Osons le dire: la TVA est un impôt juste, beaucoup plus juste que l’impôt sur les sociétés, puisqu’il oblige toutes les entreprises à payer de l’impôt, sans échappatoire possible. Le bénéfice peut faire l’objet de diverses optimisations, et il est facilement délocalisable pour les multinationales. Certaines entreprises peuvent ainsi piloter leur bénéfice, alors que personne ne peut escamoter son chiffre d’affaires. La TVA déjoue les techniques d’évitement de l’impôt.
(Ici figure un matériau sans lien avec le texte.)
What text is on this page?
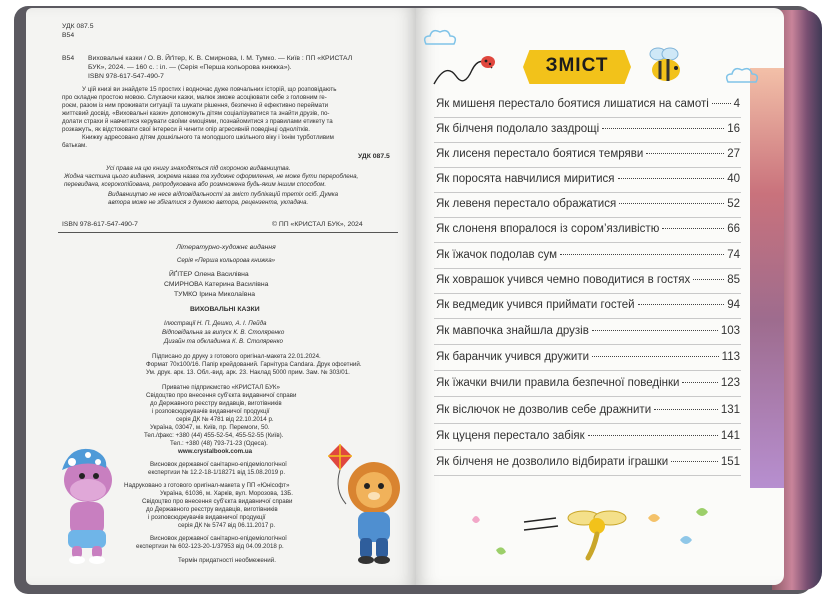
УДК 087.5
В54
В54 Виховальні казки / О. В. Йґітер, К. В. Смирнова, І. М. Тумко. — Київ : ПП «КРИСТАЛ
БУК», 2024. — 160 с. : іл. — (Серія «Перша кольорова книжка»).
ISBN 978-617-547-490-7
У цій книзі ви знайдете 15 простих і водночас дуже повчальних історій, що розповідають
про складне простою мовою. Слухаючи казки, малюк зможе асоціювати себе з головним ге-
роєм, разом із ним проживати ситуації та шукати рішення, безпечно й ефективно переймати
життєвий досвід. «Виховальні казки» допоможуть дітям соціалізуватися та знайти друзів, по-
долати страхи й навчитися керувати своїми емоціями, познайомитися з правилами етикету та
розкажуть, як відстоювати свої інтереси й чинити опір агресивній поведінці однолітків.
Книжку адресовано дітям дошкільного та молодшого шкільного віку і їхнім турботливим
батькам.
УДК 087.5
Усі права на цю книгу знаходяться під охороною видавництва.
Жодна частина цього видання, зокрема назва та художнє оформлення, не може бути перероблена,
перевидана, ксерокопійована, репродукована або розмножена будь-яким іншим способом.
Видавництво не несе відповідальності за зміст публікацій третіх осіб. Думка
автора може не збігатися з думкою автора, рецензента, укладача.
ISBN 978-617-547-490-7	© ПП «КРИСТАЛ БУК», 2024
Літературно-художнє видання
Серія «Перша кольорова книжка»
ЙҐІТЕР Олена Василівна
СМИРНОВА Катерина Василівна
ТУМКО Ірина Миколаївна
ВИХОВАЛЬНІ КАЗКИ
Ілюстрації Н. П. Дешко, А. І. Пейда
Відповідальна за випуск К. В. Столяренко
Дизайн та обкладинка К. В. Столяренко
Підписано до друку з готового оригінал-макета 22.01.2024.
Формат 70x100/16. Папір крейдований. Гарнітура Candara. Друк офсетний.
Ум. друк. арк. 13. Обл.-вид. арк. 23. Наклад 5000 прим. Зам. № 303/01.
Приватне підприємство «КРИСТАЛ БУК»
Свідоцтво про внесення суб'єкта видавничої справи
до Державного реєстру видавців, виготівників
і розповсюджувачів видавничої продукції
серія ДК № 4781 від 22.10.2014 р.
Україна, 03047, м. Київ, пр. Перемоги, 50.
Тел./факс: +380 (44) 455-52-54, 455-52-55 (Київ).
Тел.: +380 (48) 793-71-23 (Одеса).
www.crystalbook.com.ua
Висновок державної санітарно-епідеміологічної
експертизи № 12.2-18-1/18271 від 15.08.2019 р.
Надруковано з готового оригінал-макета у ПП «Юнісофт»
Україна, 61036, м. Харків, вул. Морозова, 13Б.
Свідоцтво про внесення суб'єкта видавничої справи
до Державного реєстру видавців, виготівників
і розповсюджувачів видавничої продукції
серія ДК № 5747 від 06.11.2017 р.
Висновок державної санітарно-епідеміологічної
експертизи № 602-123-20-1/37953 від 04.09.2018 р.
Термін придатності необмежений.
ЗМІСТ
Як мишеня перестало боятися лишатися на самоті 4
Як білченя подолало заздрощі	16
Як лисеня перестало боятися темряви	27
Як поросята навчилися миритися	40
Як левеня перестало ображатися	52
Як слоненя впоралося із сором’язливістю	66
Як їжачок подолав сум	74
Як ховрашок учився чемно поводитися в гостях	85
Як ведмедик учився приймати гостей	94
Як мавпочка знайшла друзів	103
Як баранчик учився дружити	113
Як їжачки вчили правила безпечної поведінки	123
Як віслючок не дозволив себе дражнити	131
Як цуценя перестало забіяк	141
Як білченя не дозволило відбирати іграшки	151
Le chiffre d’affaires, lui, ne ment pas. C’est pourquoi la TVA fait contribuer l’ensemble des entreprises, tandis que l’impôt sur les sociétés pèse plus lourdement sur les entreprises purement nationales, qui n’ont pas de possibilité d’optimisation. Une augmentation de l’impôt sur les sociétés frapperait davantage les PME et les entreprises de taille intermédiaire (ETI) que les multinationales. Il serait certes possible de réserver cette hausse aux grandes entreprises, mais ce serait les inciter encore davantage à localiser leurs profits dans des zones de basse pression fiscale.
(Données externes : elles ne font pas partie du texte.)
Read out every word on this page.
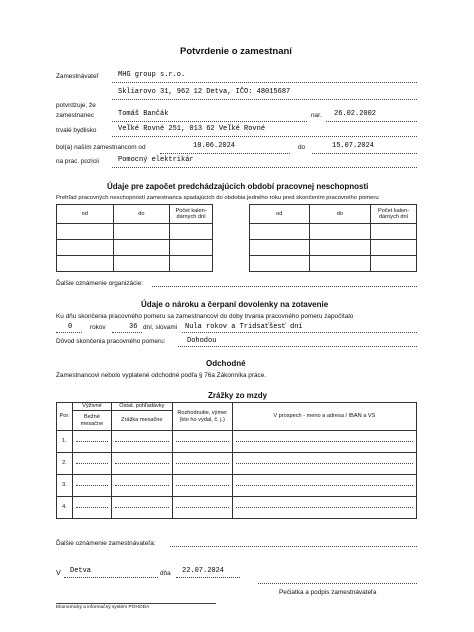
Potvrdenie o zamestnaní
Zamestnávateľ	MHG group s.r.o.
Skliarovo 31, 962 12 Detva, IČO: 48015687
potvrdzuje, že
zamestnanec	Tomáš Bančák	nar. 26.02.2002
trvalé bydlisko	Veľké Rovné 251, 013 62 Veľké Rovné
bol(a) naším zamestnancom od	10.06.2024	do	15.07.2024
na prac. pozícii	Pomocný elektrikár
Údaje pre započet predchádzajúcich období pracovnej neschopnosti
Prehľad pracovných neschopností zamestnanca spadajúcich do obdobia jedného roku pred skončením pracovného pomeru
od	do	Počet kalen-dárnych dní

od	do	Počet kalen-dárnych dní

Ďalšie oznámenie organizácie:
Údaje o nároku a čerpaní dovolenky na zotavenie
Ku dňu skončenia pracovného pomeru sa zamestnancovi do doby trvania pracovného pomeru započítalo
0	rokov	36 dní, slovami Nula rokov a Tridsaťšesť dní
Dôvod skončenia pracovného pomeru:	Dohodou
Odchodné
Zamestnancovi nebolo vyplatené odchodné podľa § 76a Zákonníka práce.
Zrážky zo mzdy
Por.	Výživné	Ostat. pohľadávky	Rozhodnutie, výmer (kto ho vydal, č. j.)	V prospech - meno a adresa / IBAN a VS
	Bežné mesačne	Zrážka mesačne		
1.	

2.	

3.	

4.	

Ďalšie oznámenie zamestnávateľa:
V Detva	dňa 22.07.2024
Pečiatka a podpis zamestnávateľa
Ekonomický a informačný systém POHODA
Ce n’est pas tout: en frappant les importations, une augmentation de la TVA mettra fin à certains transports lointains de produits, et réduira les émissions de gaz à effet de serre. On sait que les émissions du transport international aérien et maritime sont un danger majeur, alors surtout qu’elles échappent aux engagements internationaux de réduction des émissions. Il n’est pas en notre pouvoir de faire en sorte que des voiliers remplacent les cargos à moteurs diesel, hélas, mais en augmentant la TVA, la France réduira le bilan carbone d’une partie des produits que nous consommons.

 

L’expérience a démenti l’idée que la hausse de la TVA pèserait sur les ménages.

 

Face à l’intérêt évident d’une augmentation du taux de TVA, il ne faut pas écouter la rengaine selon laquelle la TVA serait un impôt sur les ménages, pesant sur le pouvoir d’achat, et non sur les entreprises. L’expérience a démenti cette idée. La TVA est un impôt sur la consommation, certes, mais pas nécessairement sur les consommateurs. L’histoire de la TVA sur la restauration nous a enseigné qu’une baisse de TVA ne fait pas baisser les prix, et qu’une hausse de la TVA les fait peu augmenter. En 2009, François Fillon baisse le taux de la TVA dans la restauration de 19,6% à 5,5% ; en contrepartie, le client a eu droit à une baisse du prix de son assiette de…1,9%. Lorsque le taux remonte de 5,5% à 7%, puis surtout en 2014 à 10%, on ne constate pas d’effet notoire sur les menus. En Allemagne, Angela Merkel a fait passer le taux de TVA de 16 à 19% en 2007, et cette hausse a été assez largement absorbée par les entreprises.

 

Dans une économie où la demande est insuffisante, ce ne sont pas les entreprises qui font les prix, mais les ménages.

 

Car c’est une vue de l’esprit d’imaginer qu’une entreprise construit son prix de vente avec une calculette, en décidant le prix hors taxe qu’elle souhaite avant d’y ajouter la TVA. Le client n’a cure du taux de TVA et de ses variations: il ne paiera pas plus qu’il ne peut ou ne veut payer. Dans une économie où, comme aujourd’hui, la demande est insuffisante, ce ne sont pas les entreprises qui font les prix, mais les ménages. C’est pourquoi la TVA est un impôt sur l’entreprise.

De combien faut-il augmenter le taux normal de TVA? On peut frapper un grand coup, car la France pratique un taux de TVA qui est un des plus bas en Europe: 17 États appliquent un taux plus élevé. Bien entendu, les taux réduits sur les produits de première nécessité resteraient inchangés.

Fixer le taux normal de TVA à 25 % créerait un choc économique de première importance, tant par le financement des politiques publiques d’investissement rendues possibles, que par le coup d’arrêt porté aux délocalisations et l’incitation forte donnée aux relocalisations de nos industries et de nos emplois – sans oublier la préservation de nos savoir-faire.